– Конечно, скорее всего они подумают, что мы спрятали тебя на корабле. А вот придет ли им в голову, что один из моих офицеров и есть сбежавший контрабандист…
Пока Ричард почесывал подбородок, взвешивая возможные последствия такого рискованного шага, Майкл стоял затаив дыхание, и когда в конце концов его друг отрицательно покачал головой, у него упало сердце.
– Нет, Майкл. Это слишком рискованно. Если они обнаружат тебя в наших рядах при полном параде, у них будут все основания объявить нам войну.

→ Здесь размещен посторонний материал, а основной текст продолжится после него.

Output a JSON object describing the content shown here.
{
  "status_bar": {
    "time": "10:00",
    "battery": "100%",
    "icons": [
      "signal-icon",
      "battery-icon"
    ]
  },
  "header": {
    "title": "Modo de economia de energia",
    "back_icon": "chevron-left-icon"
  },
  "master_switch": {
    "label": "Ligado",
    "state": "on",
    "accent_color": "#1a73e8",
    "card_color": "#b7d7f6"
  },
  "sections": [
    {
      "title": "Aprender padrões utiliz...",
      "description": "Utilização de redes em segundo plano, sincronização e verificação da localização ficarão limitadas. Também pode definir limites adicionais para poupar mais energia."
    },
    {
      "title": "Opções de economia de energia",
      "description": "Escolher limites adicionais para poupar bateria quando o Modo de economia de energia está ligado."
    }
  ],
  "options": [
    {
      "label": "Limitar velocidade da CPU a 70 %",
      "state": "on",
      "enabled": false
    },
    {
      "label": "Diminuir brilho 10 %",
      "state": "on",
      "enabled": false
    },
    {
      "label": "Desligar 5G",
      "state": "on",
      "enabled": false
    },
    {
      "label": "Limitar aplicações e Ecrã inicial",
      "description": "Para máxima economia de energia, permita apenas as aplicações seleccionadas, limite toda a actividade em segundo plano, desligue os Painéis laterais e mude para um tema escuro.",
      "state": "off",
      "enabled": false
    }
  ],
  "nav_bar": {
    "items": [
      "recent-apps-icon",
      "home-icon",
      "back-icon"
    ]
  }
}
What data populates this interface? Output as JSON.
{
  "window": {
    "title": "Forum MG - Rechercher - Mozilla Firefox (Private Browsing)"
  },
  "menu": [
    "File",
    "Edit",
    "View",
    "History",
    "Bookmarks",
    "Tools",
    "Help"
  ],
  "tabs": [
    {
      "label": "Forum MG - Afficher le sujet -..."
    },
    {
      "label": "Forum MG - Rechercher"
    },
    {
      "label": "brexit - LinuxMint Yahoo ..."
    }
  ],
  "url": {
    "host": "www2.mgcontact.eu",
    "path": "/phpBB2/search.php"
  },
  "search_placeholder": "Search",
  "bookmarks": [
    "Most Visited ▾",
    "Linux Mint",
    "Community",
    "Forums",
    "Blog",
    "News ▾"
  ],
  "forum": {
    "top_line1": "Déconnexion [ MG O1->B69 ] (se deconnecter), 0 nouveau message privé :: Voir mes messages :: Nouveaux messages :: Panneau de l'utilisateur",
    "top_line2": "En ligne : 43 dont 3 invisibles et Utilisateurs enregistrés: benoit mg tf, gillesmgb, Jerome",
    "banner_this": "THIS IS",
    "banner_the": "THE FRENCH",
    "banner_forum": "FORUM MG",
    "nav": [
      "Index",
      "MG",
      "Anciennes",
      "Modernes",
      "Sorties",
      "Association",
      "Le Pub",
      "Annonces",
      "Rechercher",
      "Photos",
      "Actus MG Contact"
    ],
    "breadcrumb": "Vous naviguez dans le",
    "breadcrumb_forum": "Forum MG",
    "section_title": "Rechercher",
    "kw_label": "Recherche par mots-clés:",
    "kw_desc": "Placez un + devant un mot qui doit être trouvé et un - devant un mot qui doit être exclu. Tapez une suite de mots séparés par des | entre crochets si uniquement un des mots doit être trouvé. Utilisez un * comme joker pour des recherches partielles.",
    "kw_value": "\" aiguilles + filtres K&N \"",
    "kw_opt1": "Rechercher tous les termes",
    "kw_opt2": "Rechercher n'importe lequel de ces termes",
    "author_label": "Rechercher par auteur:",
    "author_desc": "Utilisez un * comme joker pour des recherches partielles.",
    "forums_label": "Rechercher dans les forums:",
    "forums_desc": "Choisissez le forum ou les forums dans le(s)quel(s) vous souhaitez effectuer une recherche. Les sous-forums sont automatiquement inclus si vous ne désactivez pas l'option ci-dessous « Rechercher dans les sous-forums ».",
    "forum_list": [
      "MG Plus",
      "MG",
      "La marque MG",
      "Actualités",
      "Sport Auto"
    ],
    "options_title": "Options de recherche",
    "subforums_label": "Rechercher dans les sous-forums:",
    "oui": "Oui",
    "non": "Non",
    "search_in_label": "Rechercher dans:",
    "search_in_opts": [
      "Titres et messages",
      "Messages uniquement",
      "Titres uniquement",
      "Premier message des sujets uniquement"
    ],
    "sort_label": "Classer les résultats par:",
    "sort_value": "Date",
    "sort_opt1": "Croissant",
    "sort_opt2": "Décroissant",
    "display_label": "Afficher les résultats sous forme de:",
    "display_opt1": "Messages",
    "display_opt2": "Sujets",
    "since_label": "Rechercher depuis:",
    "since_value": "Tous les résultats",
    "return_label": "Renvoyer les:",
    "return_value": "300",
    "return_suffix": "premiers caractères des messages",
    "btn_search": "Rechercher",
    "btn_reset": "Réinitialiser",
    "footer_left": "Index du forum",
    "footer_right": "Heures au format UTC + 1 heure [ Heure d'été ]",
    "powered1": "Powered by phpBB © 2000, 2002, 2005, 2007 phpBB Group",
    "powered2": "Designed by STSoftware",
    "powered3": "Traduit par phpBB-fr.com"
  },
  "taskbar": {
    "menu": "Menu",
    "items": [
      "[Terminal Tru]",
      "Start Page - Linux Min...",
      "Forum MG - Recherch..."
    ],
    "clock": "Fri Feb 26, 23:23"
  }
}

Они и так только и ждут предлога, чтобы выдворить нас с острова.
– Капитан, державший меня в плену, говорил, что его корабль сразу же отправится на Амбоину. К тому времени когда мы зайдем в бухту Банда-Нейры, они будут уже далеко. На всех островах останется только один человек, который может меня опознать, – Аннелиза. Но она никогда не предаст меня.
– С каких это пор ты стал доверять женщине? – Ричард ехидно скривил губы. – Не ты ли еще недавно уверял, что ни на одну из них нельзя положиться и ни одна не стоит того, чтобы из-за нее рисковать жизнью. Я слышал эти слова от Майкла Роуленда. Где он сейчас?
– Он перед тобой. Но… Я считаю, что это мой долг. Поверь, Ричард, голландцам в голову не придет ждать моего появления прямо у них на пороге. К тому же они будут искать грязного, обросшего беглеца, а не аккуратно подстриженного британского офицера в безукоризненной форме. Не беспокойся, они не поймают меня.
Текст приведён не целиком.